If you know me personally, you might find it hard to believe that in my younger days I was a pretty good athlete. I played on some great teams, and I played on some awful teams. I ran track, where I counted on a team in the 4×100 & 4×400 relays. But I also ran several events on my own. I remember winning the Gwinnett County Championship in the 300 Intermediate Hurdles in 1976. Those were the days. Hair down to my shoulders, my knees didn’t ache, and my belly was flat with a hint of 6-pack. Now it’s more like a keg. It was a perfect Spring day. Our relay teams had qualified for the finals in the 4×400 event, of which I ran the 2nd leg. I had qualified for the finals in the 300 Intermediate Hurdles.

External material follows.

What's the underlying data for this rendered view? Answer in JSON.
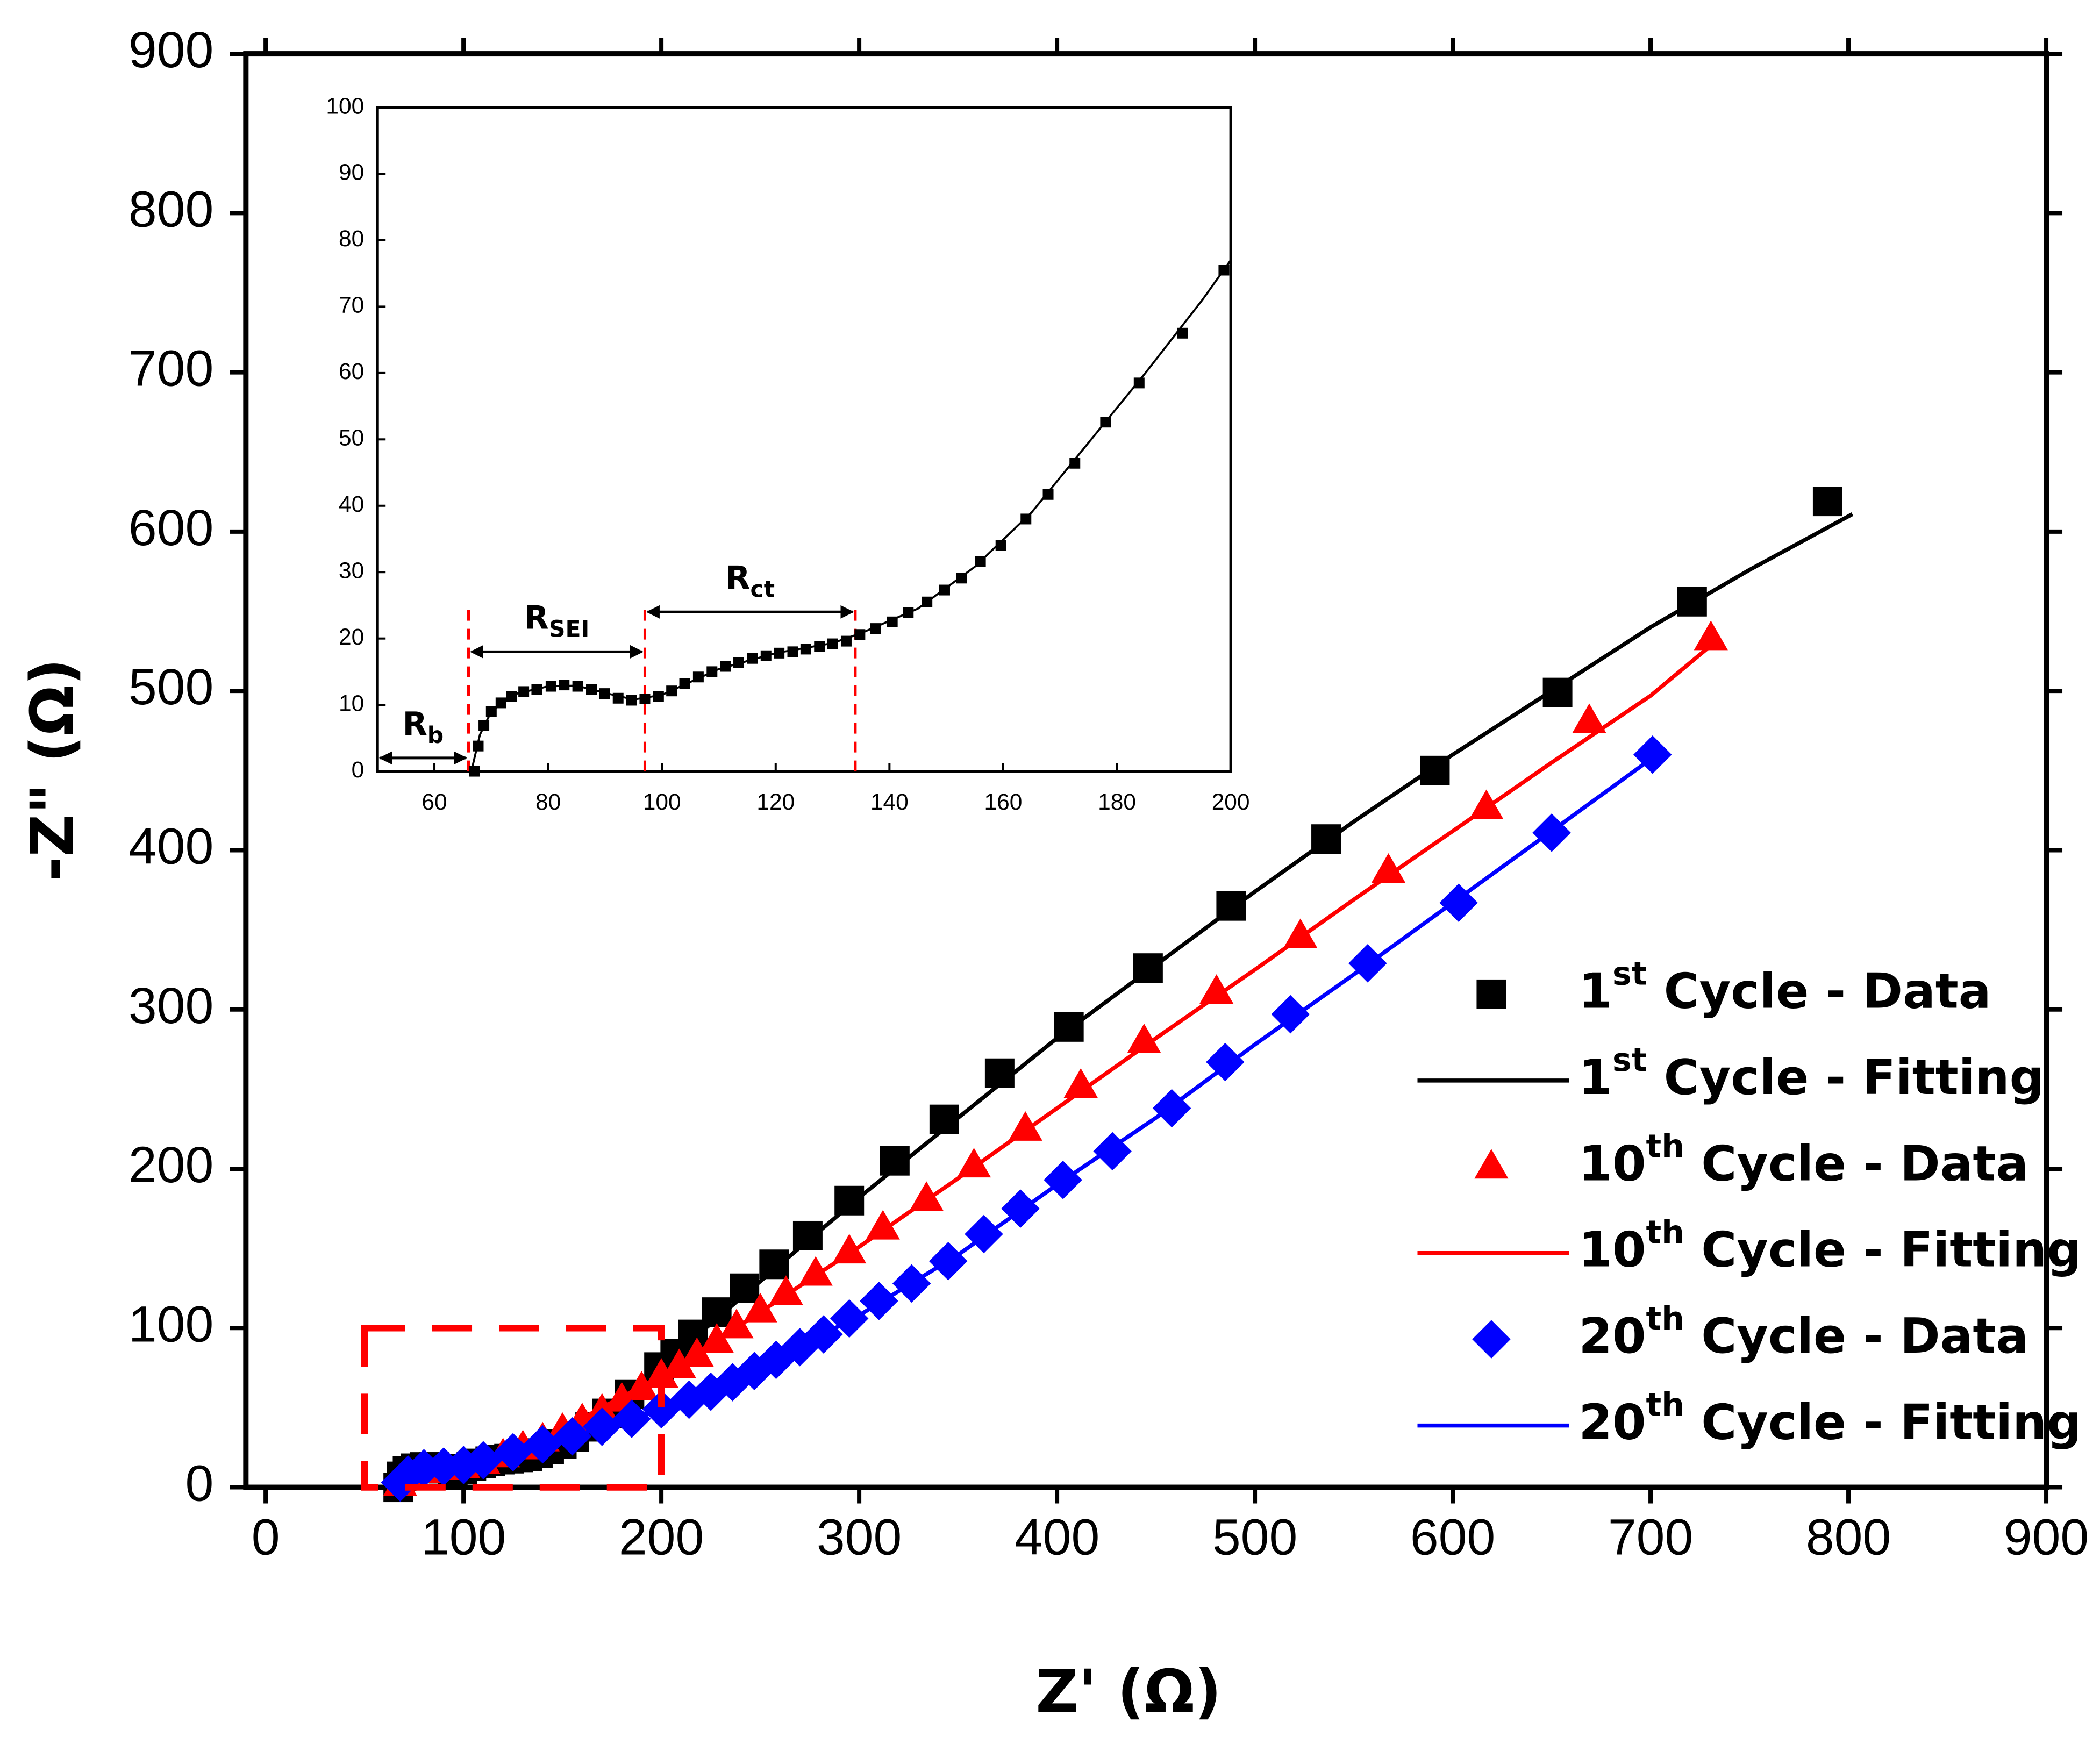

I won my final in the hurdles and was beyond excited. Coach Strickland had prepared us for the finals in the 4×400, as we had posted the fastest qualifying time. The gun sounded, and we won by a country mile….and then the news. Somewhere between the baton exchange from the third leg to the anchor leg, our runners had crossed the line of no return, and we had been disqualified. We couldn’t believe it! But there it was. At the medal ceremony, we watched a rival High School receive the championship medals.
We hadn’t dropped the baton, and the judge that disqualified us was from the now winning team. We were angry. We were frustrated, but Coach Strickland told us to walk up to those guys, shake their hand and congratulate them. And we did. After the meet, while we were still whining and griping about the outcome and the certainty that we had been totally cheated out of the win, Coach must have had enough. He got us together and gave us his speech for the day. I don’t remember all of it, but I remember these two phrases:
- “Guys, sometimes you win, and sometimes you are going to lose. When you win, act like you’ve been there before. When you lose act like a man, cause sometimes, you just lose.”
- “Everytime you lose, it should hurt, or you’re not the competitor you think you are. But every time you lose is an opportunity to suck it up and get better. It won’t be the last time you lose in life. One of these days, your kids will learn how to win – from you. And your kids will also learn how to lose – from you.”
He was right then, and he is still right. Destroying property, abandoning civil discourse and creating havoc because you lose is the coward’s way of losing. It reminds me of a boyhood buddy that when losing a board game, would toss it aside for the sole reasoning of not winning.
I’m not sure if the good guys won or lost in all the election tornadoes across this great country, but I know this – Destroying people’s property and spending time, money and energy over the fact that your team lost is ridiculously foolish.
Coach Strickland was right – “When you lose, act like a man,” He didn’t address us as though that was a gender specific statement. It was a statement that men and women of decency, character and courage recognize that sometimes you lose. That sometimes you need to suck it up, and if the rules need changing, you have to wait to change them BEFORE the next race.
You wanna equip your kids for life? Point out the wasteful, foolish whining and point your feet in the right direction. Then walk that way until you win again. But stop whining and pouting like a spoiled 2nd grader that’s losing a game of Sorry at a sleep-over.
Just a thought as I saw more rioting on the Sunday evening 11pm news.